Covering Space Proof of the Fact That if $H$ and $K$ are finite index subgroups of a group $G$ then so is $H\cap K$

Question

Consider the following proposition:

Proposition. Let $H$ and $K$ be finite index subgroups of a group $G$. Then $H\cap K$ is also a finite index subgroup of $G$.

Proof. Let $X$ be a path connected $2$-complex with a chosen point $x_0$ such that $\pi_1(X, x_0)\cong G$. Since $X$ admits a universal cover, we can find connected coverings $p:A\to X$ and $q:B\to Y$ with $p_*(\pi_1(A, a_0))=H$ and $q_*(\pi_1(B, b_0))=K$ for some points $a_0\in A$ and $b_0\in B$.

Note. For a cover $\phi:Y\to X$, the stabilizer of a point $y\in \phi^{-1}(x_0)$ under the $\pi_1(X, x_0)$ action is same as $\phi_*(\pi_1(Y, y))$.

Define an action of $\pi_1(X, x_0)$ on $p^{-1}(x_0)\times q^{-1}(x_0)$ given by $[\gamma]\cdot(a, b)=([\gamma]\cdot a, [\gamma]\cdot b)$. Now $H$ and $K$ are the stabilizers of $a_0\in p^{-1}(x_0)$ and $b_0\in q^{-1}(x_0)$ under the respective $\pi_1$-action. Thus the stabilizer of $(a_0, b_0)\in p^{-1}(x_0)\times q^{-1}(x_0)$ is $H\cap K$. Since $p^{-1}(x_0)\times q^{-1}(x_0)$ is finite, so is the the index of $H\cap K$ in $\pi_1(X, x_0)$.

This finishes the proof.

So basically what covering spaces help us do here is the following: For a given finite index subgroup $S$ of $G$, we are able to construct an action of $G$ on a finite set $F$ which has a point $p$ such that the stabilizer of $p$ is $S$. From here algebra takes over. Is everything alright?
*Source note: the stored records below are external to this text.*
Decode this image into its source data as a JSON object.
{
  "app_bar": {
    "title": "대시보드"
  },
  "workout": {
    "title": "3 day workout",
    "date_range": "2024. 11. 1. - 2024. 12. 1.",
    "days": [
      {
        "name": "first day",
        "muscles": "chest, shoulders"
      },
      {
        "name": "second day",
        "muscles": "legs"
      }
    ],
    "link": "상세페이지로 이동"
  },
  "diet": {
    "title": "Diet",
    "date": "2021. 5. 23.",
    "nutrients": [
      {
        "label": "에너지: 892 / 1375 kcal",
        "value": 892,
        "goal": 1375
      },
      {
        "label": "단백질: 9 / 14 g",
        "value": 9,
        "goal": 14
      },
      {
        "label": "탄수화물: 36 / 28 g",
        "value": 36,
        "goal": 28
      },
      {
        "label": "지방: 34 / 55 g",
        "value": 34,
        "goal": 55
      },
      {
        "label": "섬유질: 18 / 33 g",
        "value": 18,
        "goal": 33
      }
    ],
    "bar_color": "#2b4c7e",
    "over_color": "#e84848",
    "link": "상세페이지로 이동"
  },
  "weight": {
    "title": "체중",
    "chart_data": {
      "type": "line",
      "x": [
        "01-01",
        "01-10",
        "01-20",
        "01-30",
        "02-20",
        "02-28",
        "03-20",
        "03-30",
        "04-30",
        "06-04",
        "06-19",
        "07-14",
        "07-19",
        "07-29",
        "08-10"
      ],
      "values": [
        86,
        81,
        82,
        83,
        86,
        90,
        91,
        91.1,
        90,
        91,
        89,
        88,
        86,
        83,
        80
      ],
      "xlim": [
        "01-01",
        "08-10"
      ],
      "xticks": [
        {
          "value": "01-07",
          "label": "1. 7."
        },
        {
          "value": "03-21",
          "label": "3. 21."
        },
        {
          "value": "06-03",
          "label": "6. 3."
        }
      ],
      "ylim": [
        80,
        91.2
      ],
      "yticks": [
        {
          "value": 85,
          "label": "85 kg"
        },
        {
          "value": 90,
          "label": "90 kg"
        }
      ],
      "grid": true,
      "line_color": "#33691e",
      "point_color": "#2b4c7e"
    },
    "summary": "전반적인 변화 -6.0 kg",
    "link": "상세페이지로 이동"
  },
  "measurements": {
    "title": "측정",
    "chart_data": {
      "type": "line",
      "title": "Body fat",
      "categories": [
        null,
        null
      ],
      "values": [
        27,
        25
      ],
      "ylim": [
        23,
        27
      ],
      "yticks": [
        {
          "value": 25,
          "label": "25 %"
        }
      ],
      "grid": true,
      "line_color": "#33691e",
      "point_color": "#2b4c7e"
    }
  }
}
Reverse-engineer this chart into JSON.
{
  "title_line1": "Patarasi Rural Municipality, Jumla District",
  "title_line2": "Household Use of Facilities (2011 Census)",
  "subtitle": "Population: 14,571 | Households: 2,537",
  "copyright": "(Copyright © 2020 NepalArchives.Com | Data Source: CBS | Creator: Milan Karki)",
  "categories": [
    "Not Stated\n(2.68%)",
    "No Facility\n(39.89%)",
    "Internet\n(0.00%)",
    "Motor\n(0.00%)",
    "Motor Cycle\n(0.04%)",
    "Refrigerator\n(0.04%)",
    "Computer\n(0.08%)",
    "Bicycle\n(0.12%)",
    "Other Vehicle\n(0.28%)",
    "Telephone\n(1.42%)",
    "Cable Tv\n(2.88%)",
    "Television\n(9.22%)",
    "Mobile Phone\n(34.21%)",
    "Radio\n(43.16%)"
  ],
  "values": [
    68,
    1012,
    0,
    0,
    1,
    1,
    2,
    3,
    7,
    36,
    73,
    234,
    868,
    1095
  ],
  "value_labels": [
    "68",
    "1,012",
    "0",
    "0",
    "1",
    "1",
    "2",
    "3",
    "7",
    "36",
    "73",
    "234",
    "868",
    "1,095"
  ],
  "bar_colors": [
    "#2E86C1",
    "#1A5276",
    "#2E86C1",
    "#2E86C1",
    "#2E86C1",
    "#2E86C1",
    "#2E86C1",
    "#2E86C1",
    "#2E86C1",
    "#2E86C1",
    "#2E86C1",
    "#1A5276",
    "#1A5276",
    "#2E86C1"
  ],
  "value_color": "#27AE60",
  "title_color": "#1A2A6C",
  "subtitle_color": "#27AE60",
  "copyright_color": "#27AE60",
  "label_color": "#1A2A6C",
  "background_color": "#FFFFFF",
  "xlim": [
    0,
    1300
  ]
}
Thanks.

Answer 1

Using covering spaces in this manner seems like overkill.

For any subgroup $S$ of $G$, the left multiplication action of $G$ on itself preserves the decomposition of $G$ into left cosets of $S$, because $g(aS)=(ga)S$. So you can simply take $F$ to be the set of left cosets of $S$ in $G$. The left coset $S \in F$ is a point of $F$ whose stabilizer is $S$.